Propagande des deux côtés
Chez Bellingcat, plateforme spécialisée dans l'enquête avec des outils numériques et qui a disséqué des opérations présumées des renseignements russes comme les empoisonnements de l'agent double Sergueï Skripal ou celui de l'opposant Alexeï Navalny, les dernières semaines ont été consacrées à déminer le terrain virtuel du conflit autour de l'Ukraine.
Son dernier coup, le «debunkage» d'un attentat contre la voiture d'un chef de police séparatiste. La télévision d'Etat russe avait diffusé la prétendue confession d'un «agent ukrainien» impliqué et repris l'image d'une carcasse de voiture sur laquelle on pouvait voir la plaque d'immatriculation dudit responsable policier.

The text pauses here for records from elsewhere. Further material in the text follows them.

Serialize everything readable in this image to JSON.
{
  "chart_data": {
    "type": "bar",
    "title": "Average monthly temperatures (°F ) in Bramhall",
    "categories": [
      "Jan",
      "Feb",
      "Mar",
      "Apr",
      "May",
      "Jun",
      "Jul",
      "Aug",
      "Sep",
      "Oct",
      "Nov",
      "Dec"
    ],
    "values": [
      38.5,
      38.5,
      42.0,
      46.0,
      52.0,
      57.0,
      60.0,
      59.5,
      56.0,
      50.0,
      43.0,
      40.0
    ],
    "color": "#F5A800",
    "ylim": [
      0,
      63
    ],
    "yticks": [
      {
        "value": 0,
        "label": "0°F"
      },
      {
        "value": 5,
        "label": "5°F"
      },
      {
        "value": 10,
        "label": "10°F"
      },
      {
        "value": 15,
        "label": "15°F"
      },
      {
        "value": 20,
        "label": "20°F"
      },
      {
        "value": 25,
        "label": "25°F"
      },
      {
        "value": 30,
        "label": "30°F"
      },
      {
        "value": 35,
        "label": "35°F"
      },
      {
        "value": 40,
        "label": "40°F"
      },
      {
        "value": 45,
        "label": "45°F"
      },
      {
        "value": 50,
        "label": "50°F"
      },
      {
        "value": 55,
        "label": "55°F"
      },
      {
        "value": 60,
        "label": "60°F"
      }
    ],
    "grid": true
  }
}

La plaque était la bonne. Mais, d'après les analystes du site Bellingcat, elle avait été décrochée du rutilant véhicule tout-terrain du chef séparatiste pour les besoins de la photographie.
Côté ukrainien, les médias et réseaux sociaux ne sont pas exempts d'arrangements avec la vérité, comme, lorsque sont diffusées des images montrant des manifestations à Moscou contre la guerre. Celles-ci dataient de 2014.
Guerre des nerfs
Sur ce front de l'information, Moscou a déjà fait de premières victimes. Le bombardement médiatique anxiogène a des effets ravageurs sur la santé mentale des Ukrainiens, relève la psychologue Katerina Goltsberg, présidente de l'association de pédopsychologie du pays.
«Au cours des deux derniers mois, nous avons atteint un niveau de panique particulièrement élevé. C'est probablement lié à l'intensification de ces attaques médiatiques», analyse-t-elle. «Les gens sont vraiment très inquiets [...] pour eux-mêmes, leurs enfants, leurs proches», ajoute la psychologue.
La population ukrainienne a déjà intégré le scenario possible d'une guerre à grande échelle et multiplie les préparatifs, des plans d'évacuation au stockage de denrées élémentaires. Elle sait aussi que cette guerre des nerfs ne fait peut-être que commencer.
«Une menace existentielle avec laquelle il faudra vivre pour les prochains mois, si ce n'est les prochaines années», résumait un éditorialiste du site ukrainien Pravda.